"These look as if they had been disturbed lately. Have you been arranging this box?"
"No, sir. I've not been re-arranging the papers; but there's a man been here, the morning you went off, and said you told him he might hunt for some letters of one Wilcox; and, in fact, as the door happened to be open, I overheard you tell him so, just as you got into the coach, and I hunted them up, and he took some of 'em, as he said you said he might; but he said he would return them," said my brother, very seriously, "if you thought, when you got home, that he had taken too many."
"Did you ask him his name?" inquired old Boyd, very gravely.
"No, I didn't think of that. I supposed, by the way you spoke to him, you were old friends, and I didn't wish to question the gentleman," replied my brother, naively, with a probable cock in his eye, which might have revealed a great deal if old Boyd had seen it.
Old Boyd, with an assumed manner of great composure, said, in response,—
"I wish you had asked his name. I do remember somebody speaking to me, in my haste of getting off, about Wilcox's letters. Wonder who it was?"

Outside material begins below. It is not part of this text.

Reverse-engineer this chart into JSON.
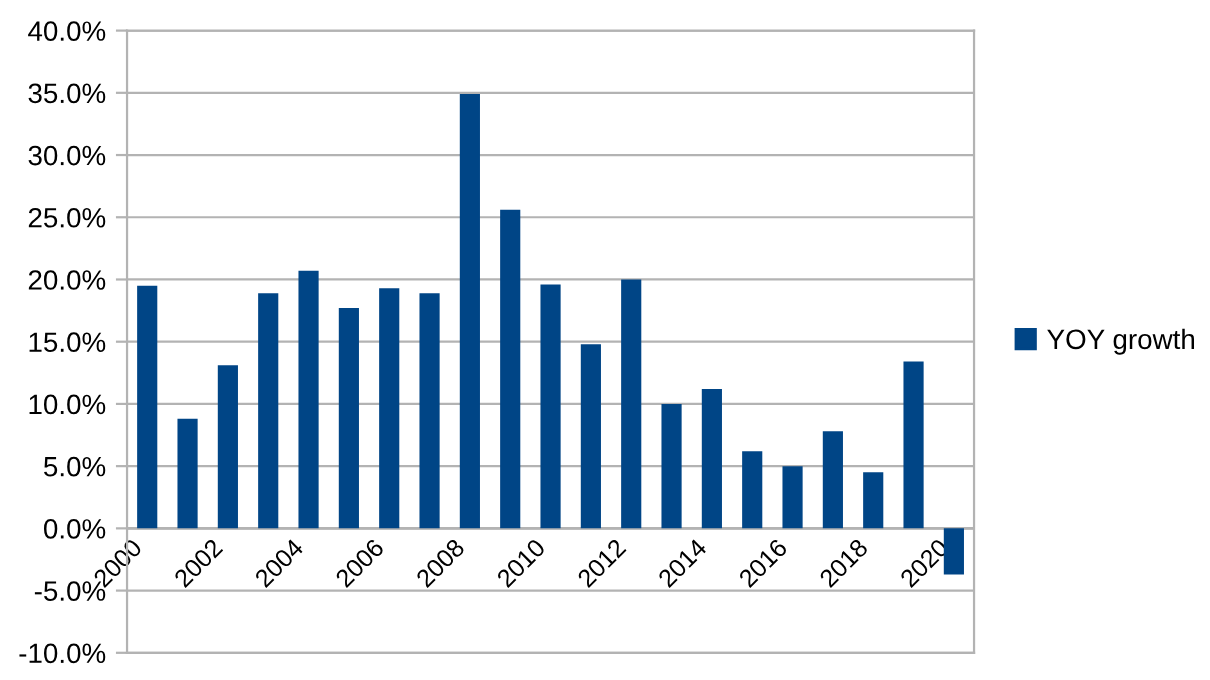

"I hope he hasn't taken off the most valuable ones," replied the clerk.
"Well, I can't tell; but I fear he has," said old Boyd. "I must find out who he was. They'll remember over to the hotel, perhaps," and off he went over there; but it wasn't long before the clerk saw him on his way to Alvord's house. What transpired there then is only known to old Boyd and Floramond Alvord.
By the next day the matter was all in an able lawyer's hands, and Mr. Frederic Alvord and he had a conference with Floramond and old Boyd.
Precisely all that happened between them I do not know; but it would seem that Floramond had given the latter will into Boyd's hands, and he had been cunning enough to keep it as a terror over Floramond, who had indorsed his paper, etc., etc., besides always paying him enormous fees for legal business, which old Boyd managed to make quite considerable. Indeed, old Boyd had increased his property a great deal during the five or six years, and it is probable that he used Floramond to advantage in many ways.